Sono gli "irriducibili" di Silvio Berlusconi, il nuovo capo del centro-destra, con i suoi 4500 miliardi di capitale personale, i suoi processi quasi tutti conclusisi per proscioglimento per prescrizione che fanno di lui un pregiudicato puntualmente lasciato impunito da una pavida magistratura, sempre attenta agli interessi dei potenti.
Sotto il nome ed il simbolo del Popolo della libertà (provvisoria) ci è andato di corsa, scodinzolando giulivo, Gianfranco Fini ed i suoi fidi Alemanno, Gasparri, Landolfi, ecc.
Si è intruppata la "capa" degli ex-nazifascisti del SID e degli affari riservati di Avanguardia Nazionale l'ex-soubrette Alessandra Mussolini, mentre l'altra 'capa' dei feroci neofascisti romani alla Storace, la miliardaria Daniela Santachè, rispettivamente alla testa di raggruppamenti che si chiamano "Destra sociale" e semplicemente "La Destra", si è defilata. Non si comprende l'aggiunta del termine "sociale" al gruppo politico rappresentato da Alessandra Mussolini, visto che con il popolo delle borgate romane ha in comune solo il colorito linguaggio come i suoi eleganti e signorili dibattiti televisivi hanno spesso volentieri evidenziato, mentre almeno la Santachè dichiara apertamente di essere la "destra" che concilia miliardi e santini, feste e Padre Pio.
Una destra che non riesce più ad essere credibile nemmeno quando parla di "legge e ordine".
Mentre si paventa la minaccia della nomina di Ignazio La Russa a ministro della Giustizia, è doveroso ricordare che la federazione del MSI di Milano, dove il La Russa è stato magna pars, ha avuto per attivisti il fior fiore dei delinquenti milanesi che hanno rubato, spacciato, ammazzato, sequestrato contando sempre sulla difesa processuale di "Ignazio" come lo chiamavano confidenzialmente.
Perfino il segretario del Fronte della gioventù milanese Luigi Radice, si è dedicato ai sequestri di persona. E se La Russa ha saputo educare in questo modo i suoi militanti alla "legge e all'ordine" chi chiamerà come vice ministro Marcello Dell'Utri?
Si dice, lo dicono i sondaggi, per quello che valgono a distanza di due mesi dalle elezioni, che vincerà il centro-destra, questo centro-destra.

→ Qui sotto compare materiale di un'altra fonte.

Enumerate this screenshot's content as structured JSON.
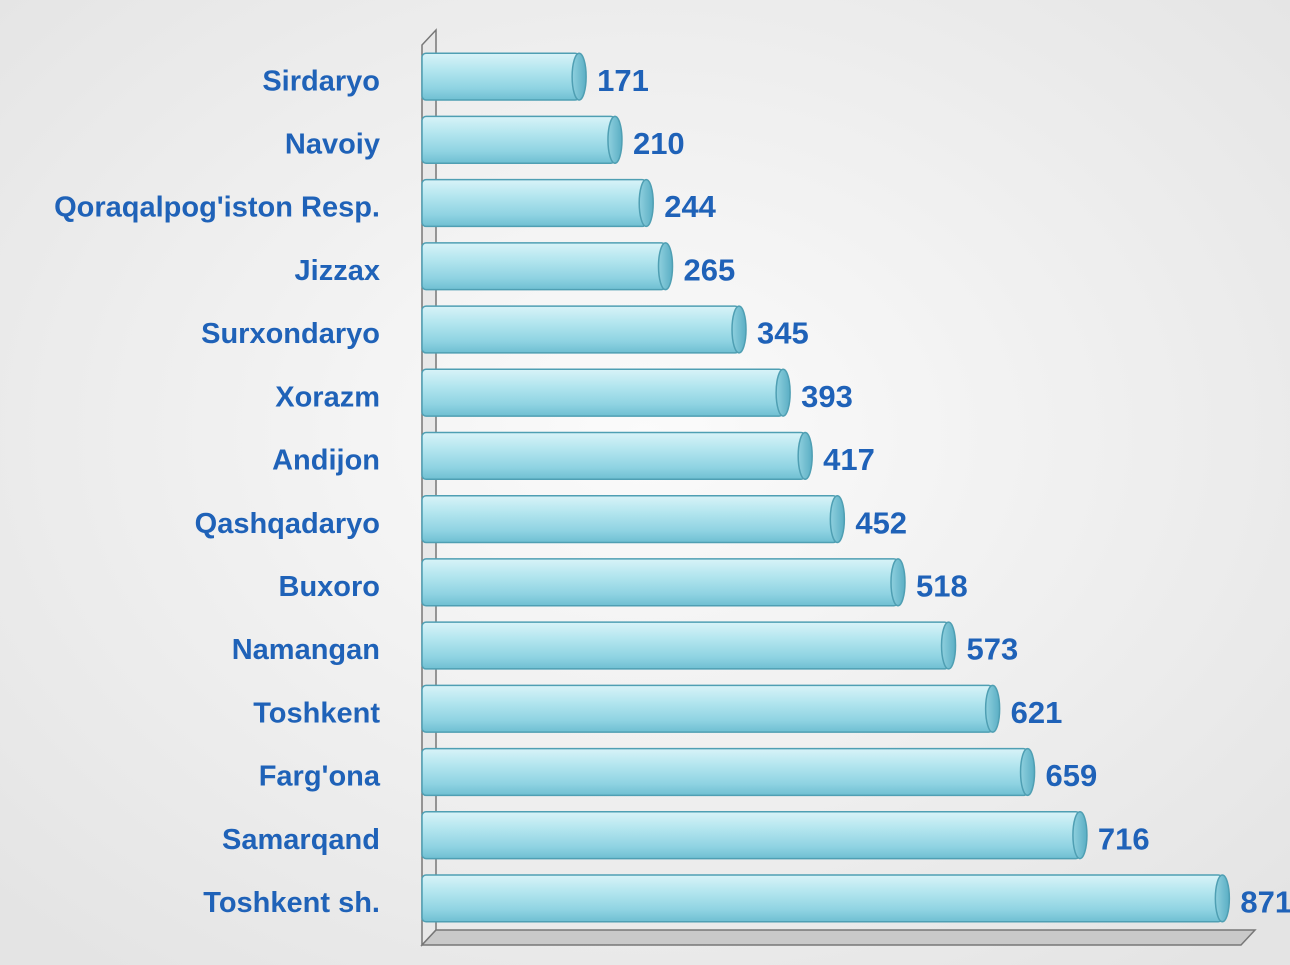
{
  "chart_data": {
    "type": "bar",
    "orientation": "horizontal",
    "categories": [
      "Sirdaryo",
      "Navoiy",
      "Qoraqalpog'iston Resp.",
      "Jizzax",
      "Surxondaryo",
      "Xorazm",
      "Andijon",
      "Qashqadaryo",
      "Buxoro",
      "Namangan",
      "Toshkent",
      "Farg'ona",
      "Samarqand",
      "Toshkent sh."
    ],
    "values": [
      171,
      210,
      244,
      265,
      345,
      393,
      417,
      452,
      518,
      573,
      621,
      659,
      716,
      871
    ],
    "color": "#a6dde8",
    "xlim": [
      0,
      900
    ]
  }
}
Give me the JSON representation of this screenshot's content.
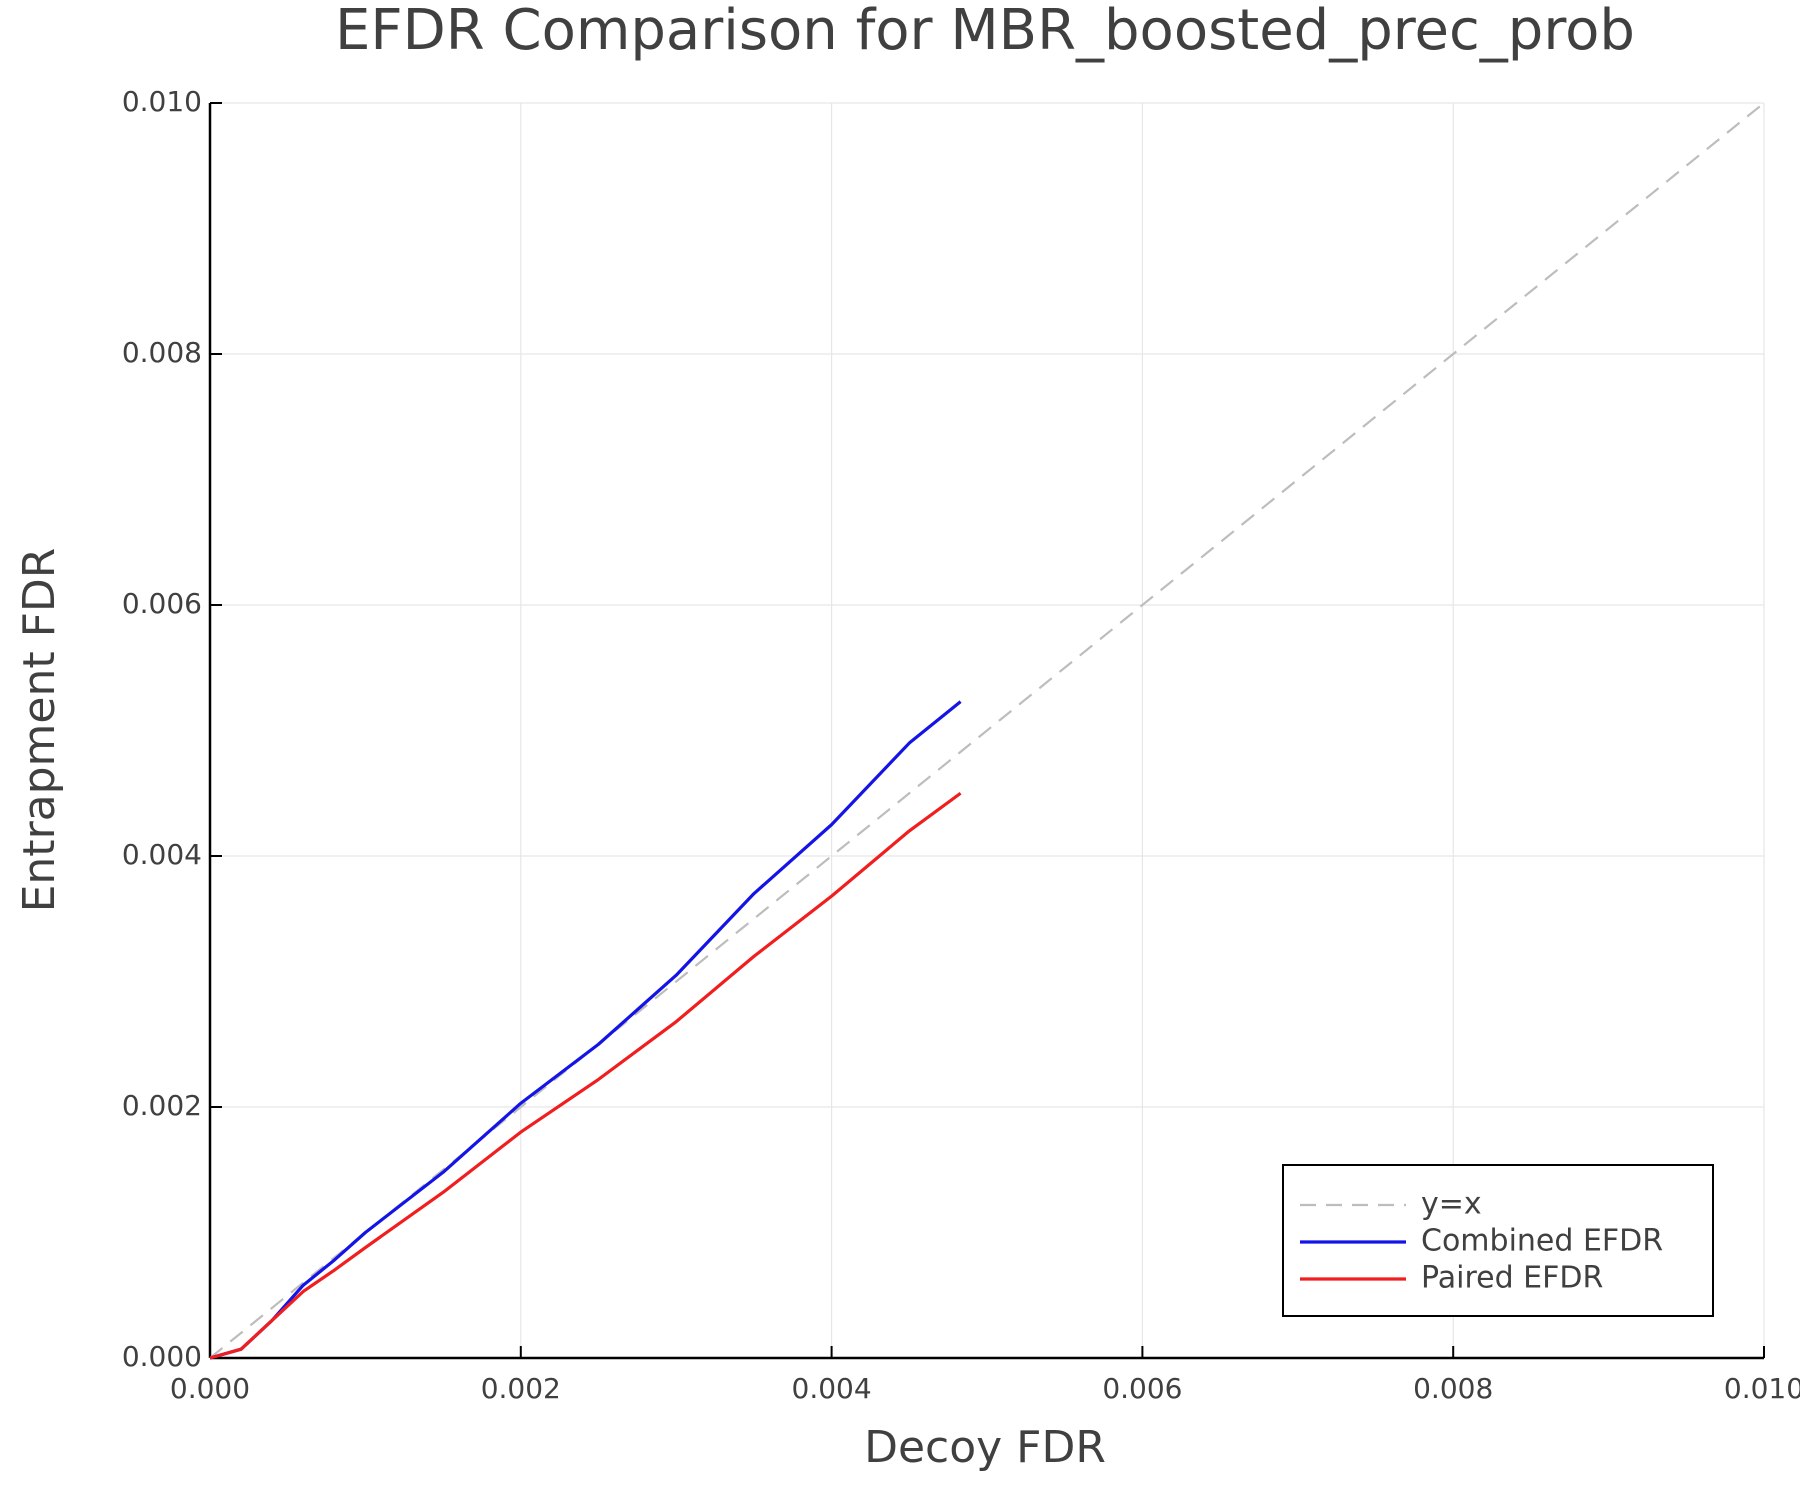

Può essere.
In un Paese in cui i due maggiori partiti sono quelli della libertà (provvisoria) e della "disgrazia" permanente, gli italiani voteranno per coloro che sapranno raccontare meglio le loro menzogne.
Astenersi dal voto, però è un errore perché esistono migliaia di italiani onesti che magari nei piccoli paesi presentano liste civiche che non intendono, né possono risolvere i problemi italiani ma quelli locali sì, portando una ventata di onestà, di pulizia morale, di etica in una Nazione che non ne ha più.
E non importa se le loro idee siano di sinistra, purché non veltroniana, meglio se non ne hanno di idee politiche ma solo voglia di affrontare problemi concreti perché questo è popolo, quello stesso popolo di cui noi facciamo parte, con i quali condividiamo gli stessi problemi di vita e di sopravvivenza, al quale apparteniamo e che ci appartiene, per il quale, a sua insaputa ci siamo sempre battuti, ci battiamo e continueremo a batterci perché un giorno riscopra di essere popolo e non merce da acquistare da questo o da quel gruppo di miliardari che con promesse, giornali e televisioni hanno addormentato la sua coscienza, la sua mente ed il suo cuore.
Per questa ragione, se voto deve essere dato sarà sempre contro la destra, se azione deve essere fatta sarà compiuta contro la destra degli ipocriti, dei preti, dei padroni che oggi comandano più di ieri.
Contro la destra, quindi, ora e sempre.